Top Senior Tax Deductions

Chris Hawkins Written by Chris Hawkins
SeniorLiving.Org Expert on Senior Care & Assisted Living

Seniors living on tight budgets can use every advantage they can get, especially when it comes to taxes. So don’t leave this money on the table. This is a starting point for the top tax deductions for seniors.

Top Senior Tax Deductions

Medical and Dental Expenses

The definition of medical and dental expenses, according to the IRS, includes: medical services, treatment, equipment, supplies, insurance premiums, transportation, long-term care, long-term care insurance and even stop smoking programs.

To see them in all their glory, visit IRS Publication 502.

Here are the basics to qualify:

You must itemize these expenses on Form 1040’s Schedule A. And you can only deduct expenses that are more than 7.5% of your adjusted gross income (AGI) from your 1040.

For example, an AGI of $40,000 x 7.5% is $3,000. If you had $5,500 in medical expenses, you can deduct $2,500 ($3,000 - $5,500). If your expenses were only $2,000, you’d be out of luck.

Long-Term Care: Nursing Homes, Assisted Living, etc.

If you, your spouse or a dependent are in a nursing home, assisted living facility or the like, you may be able to deduct some of the expense.

If you are in one of the facilities for medical reasons (most people are) you may deduct lodging, meals, medical expenses. Another deductable expense is what’s known as a life-care fee that a facility charges for continuing health care at the facility. This could be an upfront fee or a monthly fee and usually both.

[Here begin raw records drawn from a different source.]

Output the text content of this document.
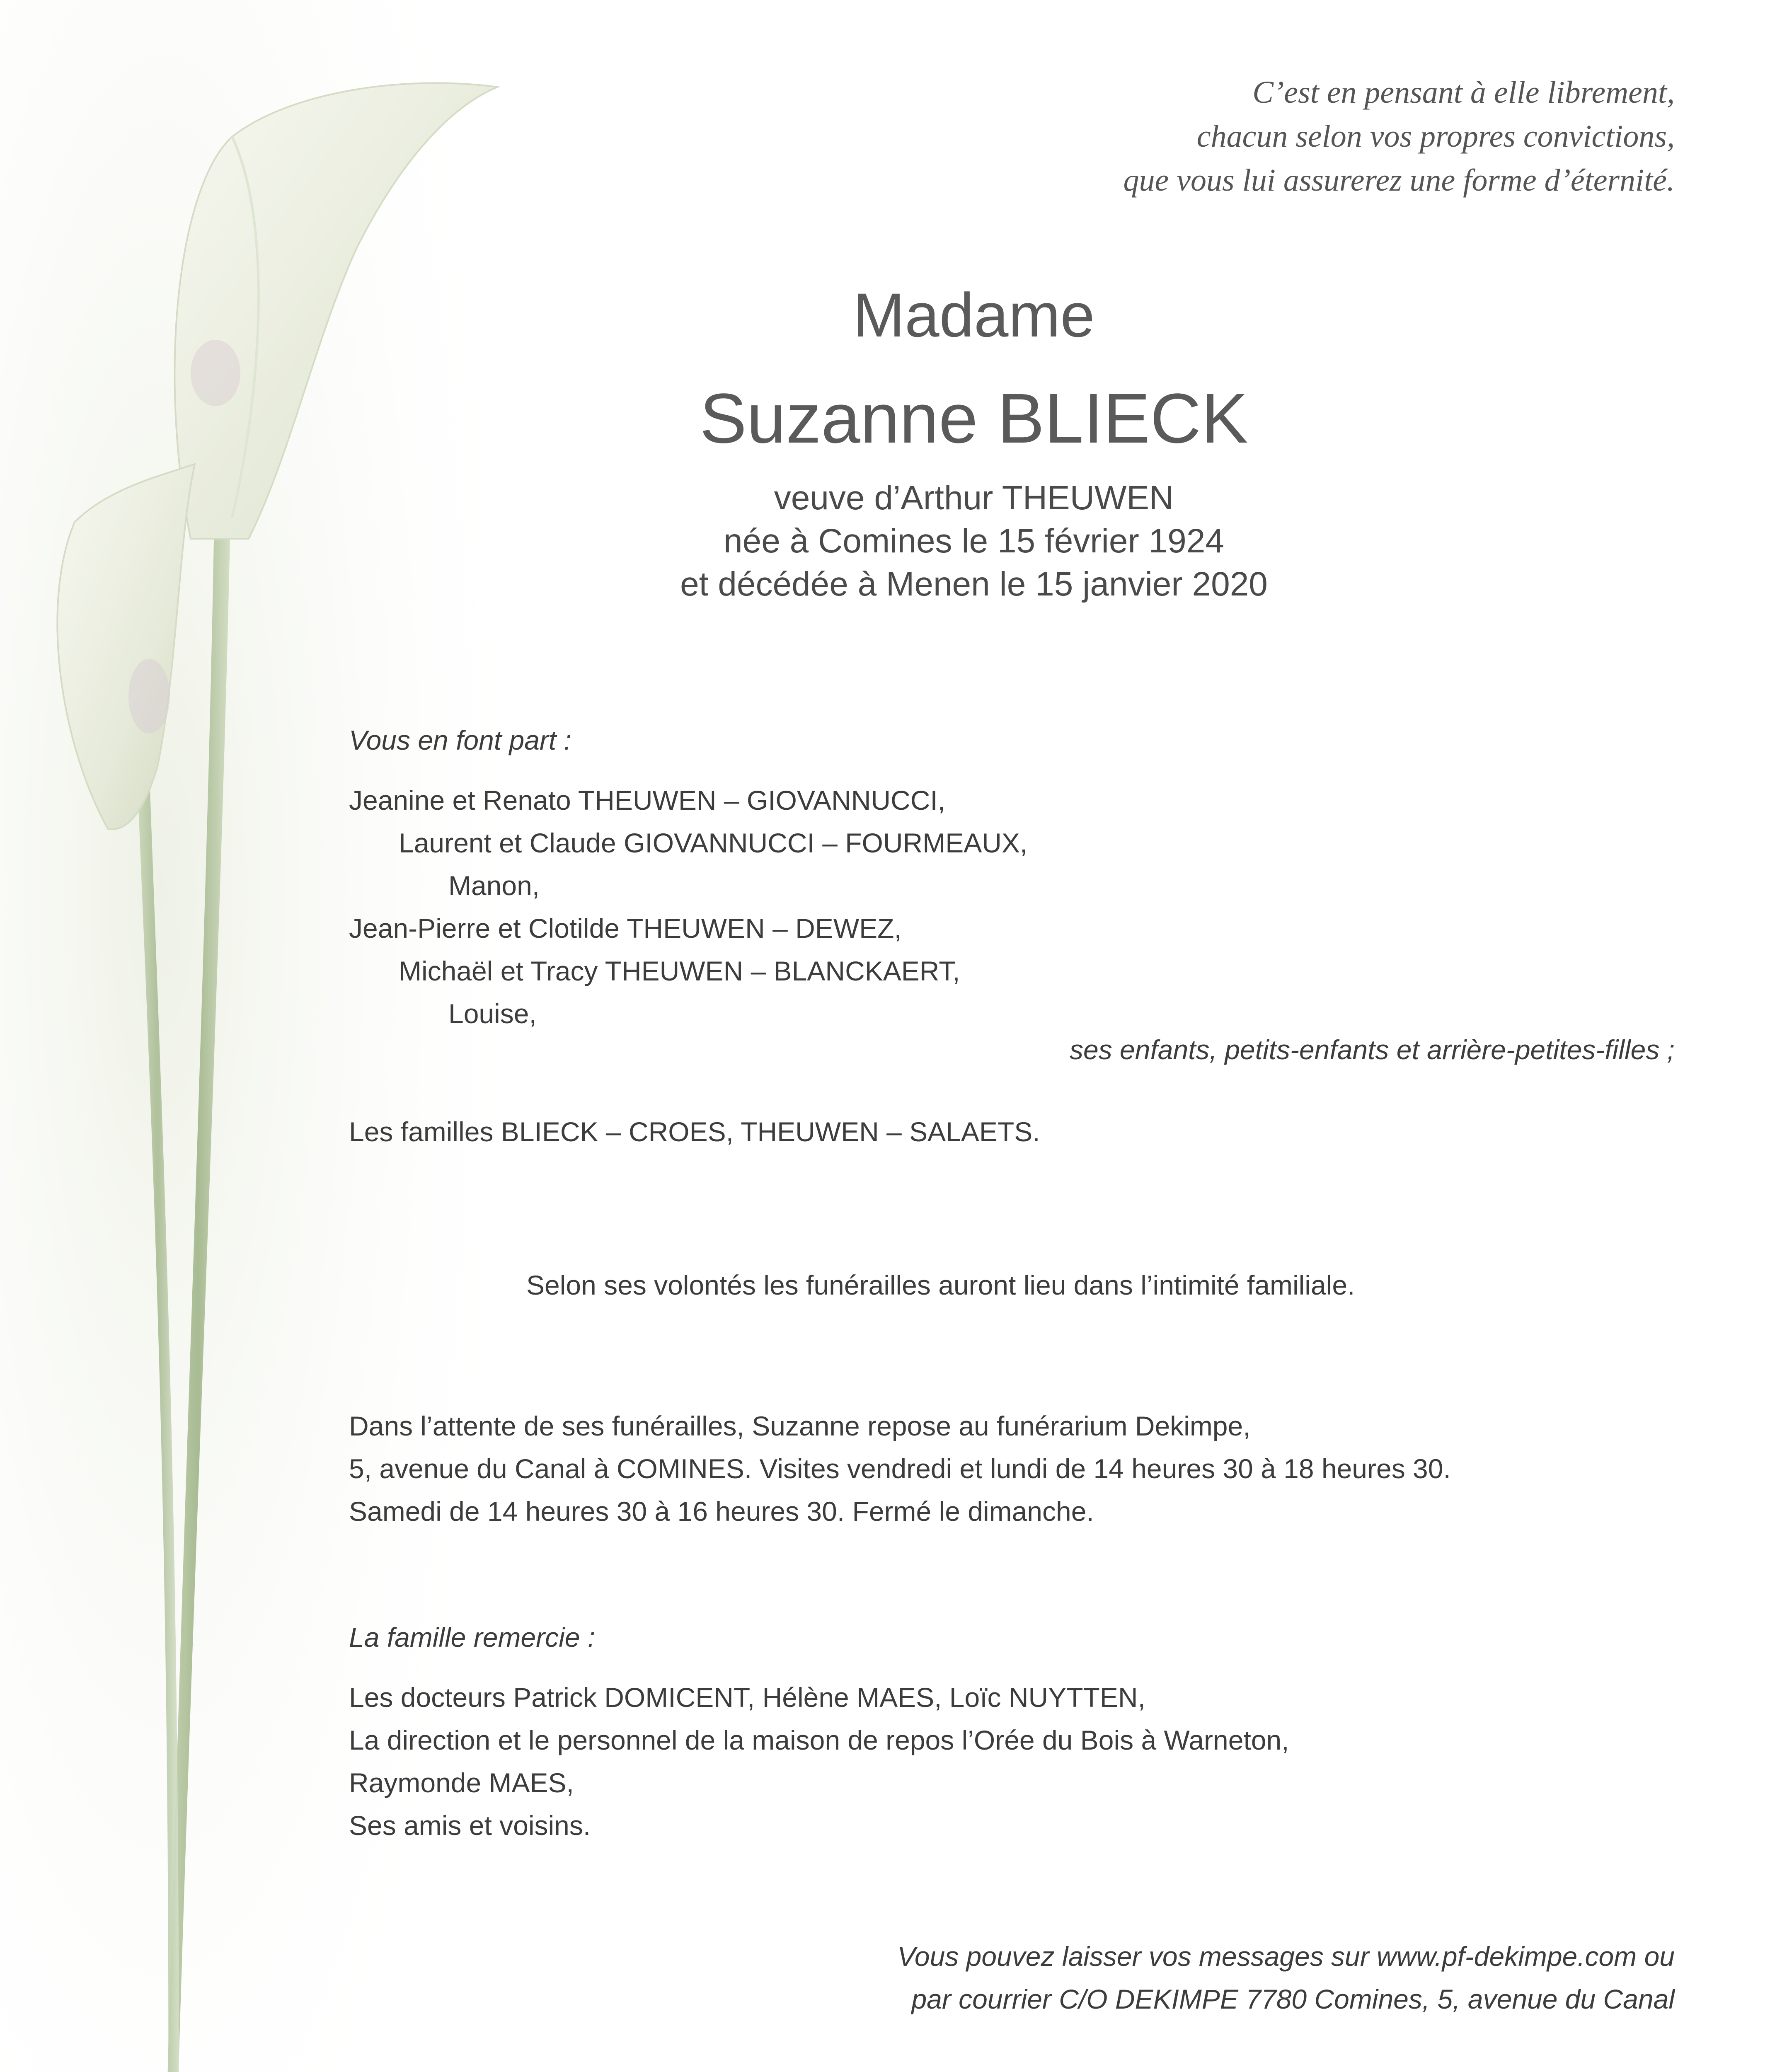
C’est en pensant à elle librement,
chacun selon vos propres convictions,
que vous lui assurerez une forme d’éternité.
Madame
Suzanne BLIECK
veuve d’Arthur THEUWEN
née à Comines le 15 février 1924
et décédée à Menen le 15 janvier 2020
Vous en font part :
Jeanine et Renato THEUWEN – GIOVANNUCCI,
Laurent et Claude GIOVANNUCCI – FOURMEAUX,
Manon,
Jean-Pierre et Clotilde THEUWEN – DEWEZ,
Michaël et Tracy THEUWEN – BLANCKAERT,
Louise,
ses enfants, petits-enfants et arrière-petites-filles ;
Les familles BLIECK – CROES, THEUWEN – SALAETS.
Selon ses volontés les funérailles auront lieu dans l’intimité familiale.
Dans l’attente de ses funérailles, Suzanne repose au funérarium Dekimpe,
5, avenue du Canal à COMINES. Visites vendredi et lundi de 14 heures 30 à 18 heures 30.
Samedi de 14 heures 30 à 16 heures 30. Fermé le dimanche.
La famille remercie :
Les docteurs Patrick DOMICENT, Hélène MAES, Loïc NUYTTEN,
La direction et le personnel de la maison de repos l’Orée du Bois à Warneton,
Raymonde MAES,
Ses amis et voisins.
Vous pouvez laisser vos messages sur www.pf-dekimpe.com ou
par courrier C/O DEKIMPE 7780 Comines, 5, avenue du Canal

See “Health Care Tax Deductions” for more detail. And you can always wade through the IRS’s Publication 502.

Credit for the Elderly or Disabled

This credit is based on age, income and filing status. Use Schedule R (Form 1040A or 1040) to complete. Here are the qualifications for this deduction:

  • You (or your spouse) are 65 and older or under 65 and retired on total and permanent disability.
  • Your income (AGI) is LESS than $17,500 for single filer; $20,000 married filing jointly and only one spouse qualifies; $25,000 married filing jointly and both qualify.
  • Your non-taxable Social Security (or other nontaxable pensions, annuities, disability) is less than $5,000 for single filer; $5,000 married filing jointly and on only one spouse qualifies; $7,500 married filing jointly and both qualify.

See IRS Publication 524 for detailed examples.

Selling Your Home

Did you downsize? Move in to an independent living community, assisted living or nursing home? If you sold your home, you can “exclude from income any gain up $250,000 ($500,000 on a joint return in most cases) on the sale of your main home,” according to the IRS’s “Senior Tax Guide.”

Here are the qualifications:

  • Your main can be a house, houseboat, mobile home, cooperative apartment or condominium.
  • You must have owned AND lived in the home for at least two years. (there are some exceptions—see below)
  • During those two years ending on the date of the sale, you did not exclude gain from the sale of another home.

Exception: During the 5-year period before you sell your home, if 1) you became physically or mentally unable to care for yourself and 2) you owned and lived in your home for at least one year, you can still exclude up to $250,000.

For example, you lived in your home for a year then lived in a nursing home for the next four years before selling your house.

Generally, to calculate your selling profit:

Selling price, minus closing costs such as points, prepaid interest, selling costs, prorated property taxes (you cannot include mortgage insurance, notary, escrow, appraisal, et al), and the property’s tax basis.

Selling costs include broker’s fees, advertising costs, improvements you made to the property for selling purposes as long as it was 90 days prior to the sale.

Standard Deduction

If you’re not itemizing the above deductions (and others not listed) or the total of your itemized deductions is less than the standard deduction, take the standard deduction.

  • You must be 65 or older.
  • If you’re blind or partially blind (cannot see better than 20/200 in the better eye and your field of vision is not more than 20 degrees), you’re entitled to a higher deduction.

These deductions are adjusted every year for inflation. Currently, they are:

  • Single or married filing separately $5,800
  • Married filing jointly or qualified widow(er) $11,600
  • Add $1,150 ($1,450 if single or head of household) for 65 and over and/or blindness qualification

Summary

This is just a starting point for tax deductions for seniors. You can find a more detailed discussion on Health Care Tax Deductions. And if you are a caregiver for an elderly spouse, check out “Caregivers and Tax Credits.”

And for really detailed stimulation, there’s always IRS Publications 502, 524, and 554. You might be surprised at what qualifies for a medical deduction.

Finally, your local tax professional should be able to give advice and translate the many rules in these publications.